2. Ensuite, de peur qu’ayant appris que celui qui croit sera sauvé, et que celui qui ne croit pas n’est point puni[1], ils n’en devinssent plus nonchalants et plus lâches, voyez combien est redoutable le tribunal dont le Seigneur les menace, en ajoutant : « Celui qui e me méprise et qui ne reçoit point mes paroles d’un juge (48) ». Si le Père ne juge personne, et si vous n’êtes pas venu pour juger le monde, qui le jugera ? « La parole que j’ai annoncée sera elle-même le juge qui le jugera ». Comme les Juifs disaient : Il n’est point envoyé de Dieu, Jésus leur parle de la sorte, pour leur faire entendre qu’au dernier jour ils ne tiendront pas ce même langage. Les paroles mêmes, leur dit-il, que je vous annonce maintenant, tiendront lieu d’accusateurs, elles vous convaincront et vous ôteront tout moyen d’excuse et de justification.

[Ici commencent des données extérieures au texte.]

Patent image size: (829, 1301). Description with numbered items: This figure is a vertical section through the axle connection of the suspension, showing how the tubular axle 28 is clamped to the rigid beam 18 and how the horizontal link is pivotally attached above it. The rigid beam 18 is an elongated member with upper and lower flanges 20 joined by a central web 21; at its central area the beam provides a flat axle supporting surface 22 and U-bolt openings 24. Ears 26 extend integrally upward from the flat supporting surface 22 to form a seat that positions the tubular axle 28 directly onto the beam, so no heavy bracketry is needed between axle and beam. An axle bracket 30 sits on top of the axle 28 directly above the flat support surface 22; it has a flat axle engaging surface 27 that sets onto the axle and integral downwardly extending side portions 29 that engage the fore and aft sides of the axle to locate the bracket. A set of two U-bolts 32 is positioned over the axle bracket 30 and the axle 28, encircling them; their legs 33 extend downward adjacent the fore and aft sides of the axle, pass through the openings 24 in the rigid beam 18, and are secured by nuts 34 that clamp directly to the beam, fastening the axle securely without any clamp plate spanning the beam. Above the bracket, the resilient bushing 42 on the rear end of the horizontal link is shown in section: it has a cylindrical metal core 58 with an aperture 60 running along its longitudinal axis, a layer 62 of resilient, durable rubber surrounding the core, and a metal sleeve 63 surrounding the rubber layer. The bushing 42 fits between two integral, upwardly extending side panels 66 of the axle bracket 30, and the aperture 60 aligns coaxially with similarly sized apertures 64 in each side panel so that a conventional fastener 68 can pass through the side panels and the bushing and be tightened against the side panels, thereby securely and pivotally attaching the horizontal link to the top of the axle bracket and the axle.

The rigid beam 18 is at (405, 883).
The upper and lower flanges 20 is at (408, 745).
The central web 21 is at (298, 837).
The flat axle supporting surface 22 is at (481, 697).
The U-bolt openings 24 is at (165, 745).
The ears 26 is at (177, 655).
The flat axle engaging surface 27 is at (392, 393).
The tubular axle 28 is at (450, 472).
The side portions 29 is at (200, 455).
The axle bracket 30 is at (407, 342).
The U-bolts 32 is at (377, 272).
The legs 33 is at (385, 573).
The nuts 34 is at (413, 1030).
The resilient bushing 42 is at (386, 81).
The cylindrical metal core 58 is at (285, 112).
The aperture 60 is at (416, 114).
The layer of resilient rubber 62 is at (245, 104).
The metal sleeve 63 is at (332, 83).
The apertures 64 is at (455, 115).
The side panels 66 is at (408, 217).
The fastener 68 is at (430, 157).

« La parole que je vous ai annoncée » quelle parole ? « Que je ne suis pas venu de moi-même, que mon Père qui m’a envoyé est celui qui m’a prescrit par son commandement ce que je dois dire, et comment je dois parler : (49) », et tontes les autres choses. Jésus-Christ ne leur a donc parlé en ces termes, qu’afin qu’ils n’eussent aucun sujet d’excuse. Si cela n’était pas ainsi, qu’aurait-il de plus qu’Isaïe ? Car Isaïe dit la même chose : « Le Seigneur m’a donné une langue bien instruite, pour savoir quand il faut parler[2] ». (50,4 LXX) Qu’aurait-il de plus que Jérémie, qui n’était inspiré et ne recevait ce qu’il devait dire qu’au moment que Dieu l’envoyait ? Qu’aurait-il de plus qu’Ézéchiel ? car ce prophète n’annonça la parole de Dieu aux enfants d’Israël qu’après qu’il eut mangé le livre. (Ez. 3,1) Et encore, si cela n’était pas ainsi, il se trouverait que les Juifs, qui devaient écouter ses paroles, auraient été eux-mêmes la cause de la connaissance et de la science qu’avait Jésus-Christ. Si le Père ne lui a prescrit par son commandement ce qu’il devait dire, qu’en l’envoyant, vous direz aussitôt que Jésus-Christ ne savait rien, avant que le Père l’envoyât. Et quoi de plus impie qu’un pareil sentiment, que de prendre ces paroles à la lettre, au sens que leur donnent les hérétiques, et de ne pas reconnaître la raison pour

  1. « N’est point puni » Je lis ici avec Savil : οὐ χολαζεται non puniri, n’est point puni, et je m’écarte un peu de mon texte, parce qu’en lisant sans la négation οὐ, il n’y a ni suite ni sens dans ce que dit ici saint Chrysostome : 1° Il n’y a point de suite, parce que χολαζεται, « est puni », ne peut se lier avec ces paroles qui précèdent immédiatement : Je ne suis pas venu pour juger le monde ». – 2° Il n’y a ni sens ni raison, parce que si ceux qui ne croient pas sont punis, ce n’est pas sûrement là de quoi devenir plus paresseux et plus lâches et encore la menace d’un jugement redoutable, et le verset suivant deviennent fort inutiles. Mais en admettant la négation, le sens est clair et naturel. Il faut donc la recevoir comme en conviendront facilement ceux qui voudront bien jeter les yeux sur cet endroit de mon texte, etc.
  2. C’est ainsi que lisent les Septante, et par conséquent aussi saint Chrysostome. La Vulgate dit : « Le Seigneur m’a donné une langue savante, afin que je puisse soutenir par la parole celui qui est abattu », etc.